Говоря так, худенький весь оживился, черты лица у него стали сильней и выразительней, голос окреп. Мы все подумали, что он должен быть превосходным оратором. Но грузин никак не хотел угомониться и, поспорив еще с полчаса, ушел спать. На меня меж тем речь худенького агитатора произвела большое впечатленье. Как куплетист, я часто сталкивался с толпой, и задачей моей было возбудить ее. Я отлично понимал все, что он сказал о положительном и отрицательном электричестве. Материалом для агитации, магнитным полем всегда в таких случаях становишься ты сам и твоя нервная система, и чем это полнее, безостаточней, тем лучше удается увлечь толпу. Я даже не раз думал, что мы все — мелкие агитаторы сцены, паяцы, клоуны, комики, трагики, — мы все сплошь постоянные жертвы в прямом значении слова; наше дело — жертвоприношение, мы каждый вечер идем на заклание.
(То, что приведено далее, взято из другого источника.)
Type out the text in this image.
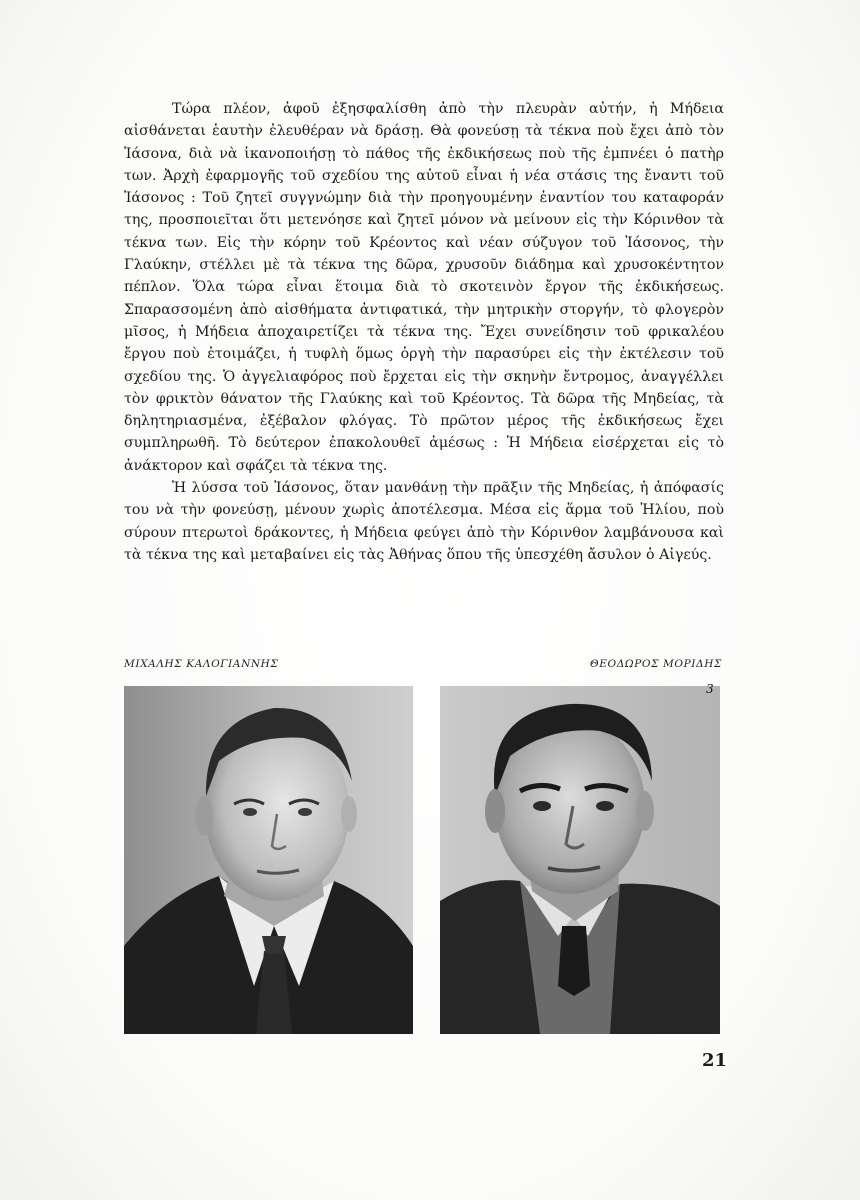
Τώρα πλέον, ἀφοῦ ἐξησφαλίσθη ἀπὸ τὴν πλευρὰν αὐτήν, ἡ Μήδεια αἰσθάνεται ἑαυτὴν ἐλευθέραν νὰ δράσῃ. Θὰ φονεύσῃ τὰ τέκνα ποὺ ἔχει ἀπὸ τὸν Ἰάσονα, διὰ νὰ ἱκανοποιήσῃ τὸ πάθος τῆς ἐκδικήσεως ποὺ τῆς ἐμπνέει ὁ πατὴρ των. Ἀρχὴ ἐφαρμογῆς τοῦ σχεδίου της αὐτοῦ εἶναι ἡ νέα στάσις της ἔναντι τοῦ Ἰάσονος : Τοῦ ζητεῖ συγγνώμην διὰ τὴν προηγουμένην ἐναντίον του καταφοράν της, προσποιεῖται ὅτι μετενόησε καὶ ζητεῖ μόνον νὰ μείνουν εἰς τὴν Κόρινθον τὰ τέκνα των. Εἰς τὴν κόρην τοῦ Κρέοντος καὶ νέαν σύζυγον τοῦ Ἰάσονος, τὴν Γλαύκην, στέλλει μὲ τὰ τέκνα της δῶρα, χρυσοῦν διάδημα καὶ χρυσοκέντητον πέπλον. Ὅλα τώρα εἶναι ἕτοιμα διὰ τὸ σκοτεινὸν ἔργον τῆς ἐκδικήσεως. Σπαρασσομένη ἀπὸ αἰσθήματα ἀντιφατικά, τὴν μητρικὴν στοργήν, τὸ φλογερὸν μῖσος, ἡ Μήδεια ἀποχαιρετίζει τὰ τέκνα της. Ἔχει συνείδησιν τοῦ φρικαλέου ἔργου ποὺ ἑτοιμάζει, ἡ τυφλὴ ὅμως ὀργὴ τὴν παρασύρει εἰς τὴν ἐκτέλεσιν τοῦ σχεδίου της. Ὁ ἀγγελιαφόρος ποὺ ἔρχεται εἰς τὴν σκηνὴν ἔντρομος, ἀναγγέλλει τὸν φρικτὸν θάνατον τῆς Γλαύκης καὶ τοῦ Κρέοντος. Τὰ δῶρα τῆς Μηδείας, τὰ δηλητηριασμένα, ἐξέβαλον φλόγας. Τὸ πρῶτον μέρος τῆς ἐκδικήσεως ἔχει συμπληρωθῆ. Τὸ δεύτερον ἐπακολουθεῖ ἀμέσως : Ἡ Μήδεια εἰσέρχεται εἰς τὸ ἀνάκτορον καὶ σφάζει τὰ τέκνα της.

Ἡ λύσσα τοῦ Ἰάσονος, ὅταν μανθάνῃ τὴν πρᾶξιν τῆς Μηδείας, ἡ ἀπόφασίς του νὰ τὴν φονεύσῃ, μένουν χωρὶς ἀποτέλεσμα. Μέσα εἰς ἅρμα τοῦ Ἡλίου, ποὺ σύρουν πτερωτοὶ δράκοντες, ἡ Μήδεια φεύγει ἀπὸ τὴν Κόρινθον λαμβάνουσα καὶ τὰ τέκνα της καὶ μεταβαίνει εἰς τὰς Ἀθήνας ὅπου τῆς ὑπεσχέθη ἄσυλον ὁ Αἰγεύς.

ΜΙΧΑΛΗΣ ΚΑΛΟΓΙΑΝΝΗΣ	ΘΕΟΔΩΡΟΣ ΜΟΡΙΔΗΣ
3
21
Вся нервная сила уходит на это, а для жизни мы обезличиваемся, стираемся, обмякаем, тускнеем, ходим с ослабшими мускулами.
С такими мыслями, разбередившими мне мое прошлое, скоро пошел и я спать. Мы устроили барышню за перегородкой, а сами улеглись па лавках, не раздеваясь. В окна глядели большие острые звезды, такие острые, что впрямь казалось, будто они прокалывают усиками занавеску. Из долины несло ночной сыростью, кони наши, выйдя из зарослей, шевелились возле вагона, вскидывая завязанными ногами и дергая головой, отчего по земле прыгали огромнейшие тени. Возница и не думал спать. Закутавшись в бурку и взяв ружье, он ходил взад и вперед вдоль овражка, время от времени скручивая папироску.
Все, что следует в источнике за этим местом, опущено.